Des bases de données de bonnes pratiques devraient pouvoir être intégrées dans des systèmes permettant de déployer des réseaux d’innovation et les communautés « alliées ». C’est l’architecture proposée pour Agora 21, déjà déployée au niveau européen pour la construction durable (construction21.eu) et qui pourrait l’être pour différentes partenariats envisagés dans l’espace francophone.

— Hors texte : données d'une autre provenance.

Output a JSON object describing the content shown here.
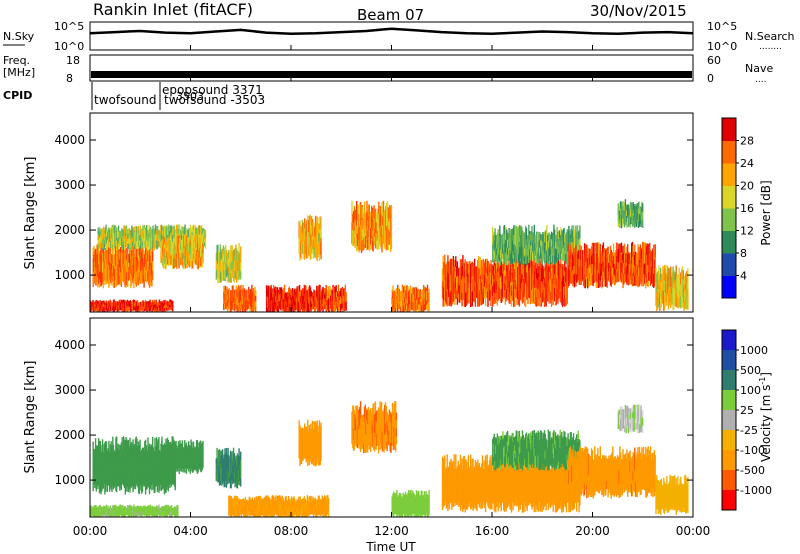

Enfin le projet de Pôle intégré d’excellence (PIE), envisagé de façon expérimentale sur l’énergie dans l’Afrique de l’Ouest, vise à produire et diffuser des connaissances sur la base de projet. Ces PIE pourraient être les nœuds d’un réseau de production et de diffusion de connaissance.

Bibliographie

Akrich, M., Callon, M., & Latour, B. (1988). A quoi tient le succès des innovations ? 1 : L’art de l’intéressement. Annales des Mines, Gérer et comprendre.(11), pp. 4-17.

Bellinger, G., Castro, D., & Mills, A. (s.d.). Data, Information, Knowledge, and Wisdom, Informations collective. Consulté le 04 23, 2012, sur Systems Thinking: http://www.systems-thinking.org/dikw/dikw.htm

Benessahraoui, H. (2012, juin). Vers des pôles intégrés francophones pour le développement durable. Liaison, Energie-Francophonie(n° spécial Rio + 20).

Brodhag, C. (2011, 1er trimestre). Connaissances, réseaux et développement durable. (I. d. (IEPF), Éd.) Liaison Energie Francophone (87), 64-72.

CNUED. (1992). Agenda 21. Rapport de la Conférence des Nations Unies sur l’environnement et le développement, 3-14 juin 1992, A/CONF.151/26 (Vol. III). Rio de Janeiro.

United Nations. (2012). The future we want, Submitted by the co-Chairs, January 10, 2012. New York: United Nations.